Can you give an example? I'm puzzled because I expect C++ to warn
if I use a type-safe API incorrectly, even if it's supplied by a
"system" header. For instance,
  std::memset(1,2,3,"hello world);
ought to be diagnosed, even though std::memset()'s header is
already a gcc system header.

Or are you thinking of violations of a macro's "API"? This
  TWO_ARGUMENT_MACRO("unacceptable", "arguments")
isn't type-safe, but...well...is there a concrete example where
the '-isystem' treatment would prevent diagnosing a real error?

Or are you thinking of internal-consistency violations in a
third-party library, which I'd argue it's not the library user's
job to find? (For a reasonable library like wx, we could build
with the move-one-line patch above, periodically; for ancient
libraries, what would be the point?)

> GC> Anyway, my plan is to continue pursuing the '-isystem' method, and
> GC> then go back later and consider whether there's a better way.
> 
>  I think using pragmas is a better way if we can solve the problem with the
> macros as proposed above.

A pragma solves a specific problem in a specific way; no other
method can match its specificity.
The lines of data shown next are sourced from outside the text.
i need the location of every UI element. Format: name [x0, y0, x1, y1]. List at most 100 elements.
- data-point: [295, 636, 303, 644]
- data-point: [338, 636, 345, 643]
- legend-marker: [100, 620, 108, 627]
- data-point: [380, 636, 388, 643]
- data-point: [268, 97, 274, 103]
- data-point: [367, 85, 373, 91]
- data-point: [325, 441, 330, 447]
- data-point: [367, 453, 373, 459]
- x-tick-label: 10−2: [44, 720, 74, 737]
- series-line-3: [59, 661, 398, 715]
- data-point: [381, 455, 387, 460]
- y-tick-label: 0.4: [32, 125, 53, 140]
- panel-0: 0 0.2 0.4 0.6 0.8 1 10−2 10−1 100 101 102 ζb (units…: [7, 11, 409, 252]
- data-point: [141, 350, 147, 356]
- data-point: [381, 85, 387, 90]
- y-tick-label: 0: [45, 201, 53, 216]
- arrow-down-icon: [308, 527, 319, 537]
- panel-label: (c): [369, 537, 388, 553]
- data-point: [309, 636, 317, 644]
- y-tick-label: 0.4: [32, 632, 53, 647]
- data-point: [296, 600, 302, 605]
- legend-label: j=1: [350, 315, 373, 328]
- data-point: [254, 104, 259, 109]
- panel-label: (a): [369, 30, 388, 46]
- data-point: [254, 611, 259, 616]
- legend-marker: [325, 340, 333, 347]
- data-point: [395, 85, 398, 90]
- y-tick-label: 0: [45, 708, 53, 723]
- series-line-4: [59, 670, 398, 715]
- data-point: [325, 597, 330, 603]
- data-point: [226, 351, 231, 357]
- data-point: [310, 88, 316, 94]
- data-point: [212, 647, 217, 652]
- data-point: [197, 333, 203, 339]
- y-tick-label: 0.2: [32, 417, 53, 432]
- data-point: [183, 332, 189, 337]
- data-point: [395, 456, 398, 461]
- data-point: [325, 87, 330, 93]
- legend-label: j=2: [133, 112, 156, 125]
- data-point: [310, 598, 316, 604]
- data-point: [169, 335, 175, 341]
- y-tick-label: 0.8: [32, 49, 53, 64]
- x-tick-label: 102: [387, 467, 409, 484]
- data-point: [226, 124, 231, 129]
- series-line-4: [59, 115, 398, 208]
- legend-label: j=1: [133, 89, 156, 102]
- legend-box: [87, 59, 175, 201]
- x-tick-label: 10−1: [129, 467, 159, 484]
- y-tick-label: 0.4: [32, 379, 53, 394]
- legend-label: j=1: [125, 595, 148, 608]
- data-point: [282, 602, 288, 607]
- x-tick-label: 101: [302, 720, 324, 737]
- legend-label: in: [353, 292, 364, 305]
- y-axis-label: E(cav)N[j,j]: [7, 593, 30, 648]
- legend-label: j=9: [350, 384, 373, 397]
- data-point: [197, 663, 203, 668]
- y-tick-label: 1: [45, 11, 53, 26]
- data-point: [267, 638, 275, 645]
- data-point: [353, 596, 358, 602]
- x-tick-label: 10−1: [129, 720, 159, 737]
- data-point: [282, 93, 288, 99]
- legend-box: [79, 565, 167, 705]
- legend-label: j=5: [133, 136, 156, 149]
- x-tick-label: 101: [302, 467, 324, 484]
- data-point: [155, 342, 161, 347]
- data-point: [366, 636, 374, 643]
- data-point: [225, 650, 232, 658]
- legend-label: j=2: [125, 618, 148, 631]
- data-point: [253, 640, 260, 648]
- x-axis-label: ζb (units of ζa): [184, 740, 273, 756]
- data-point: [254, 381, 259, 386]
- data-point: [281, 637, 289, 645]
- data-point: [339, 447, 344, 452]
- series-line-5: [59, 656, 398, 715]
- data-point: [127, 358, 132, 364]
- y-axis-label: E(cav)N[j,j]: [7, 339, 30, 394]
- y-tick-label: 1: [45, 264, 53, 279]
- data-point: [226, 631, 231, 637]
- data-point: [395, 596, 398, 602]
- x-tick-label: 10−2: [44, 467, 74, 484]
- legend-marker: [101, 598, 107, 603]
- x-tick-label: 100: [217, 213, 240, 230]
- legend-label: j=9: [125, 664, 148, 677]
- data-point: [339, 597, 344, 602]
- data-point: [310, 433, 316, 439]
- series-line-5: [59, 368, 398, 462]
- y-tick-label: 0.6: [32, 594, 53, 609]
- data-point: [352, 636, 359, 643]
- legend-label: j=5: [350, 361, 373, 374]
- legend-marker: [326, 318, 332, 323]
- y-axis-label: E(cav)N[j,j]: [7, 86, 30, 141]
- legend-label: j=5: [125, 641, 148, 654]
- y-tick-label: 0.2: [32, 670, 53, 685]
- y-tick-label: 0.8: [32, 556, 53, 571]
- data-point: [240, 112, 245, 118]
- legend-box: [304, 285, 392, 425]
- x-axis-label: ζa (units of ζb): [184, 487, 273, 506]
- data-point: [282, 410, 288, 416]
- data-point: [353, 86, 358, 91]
But pragmata are ugly; over
time, they can become difficult to maintain; and, worst of all,
they breed. The counterpoint is that
 - library errors should be fixed in the library, rather than
   worked around in every application that uses it; and,
   failing that,
 - '-isystem' is a terse, general solution when all we want to
   do is to exclude warnings about library issues from the
   output resulting from application builds.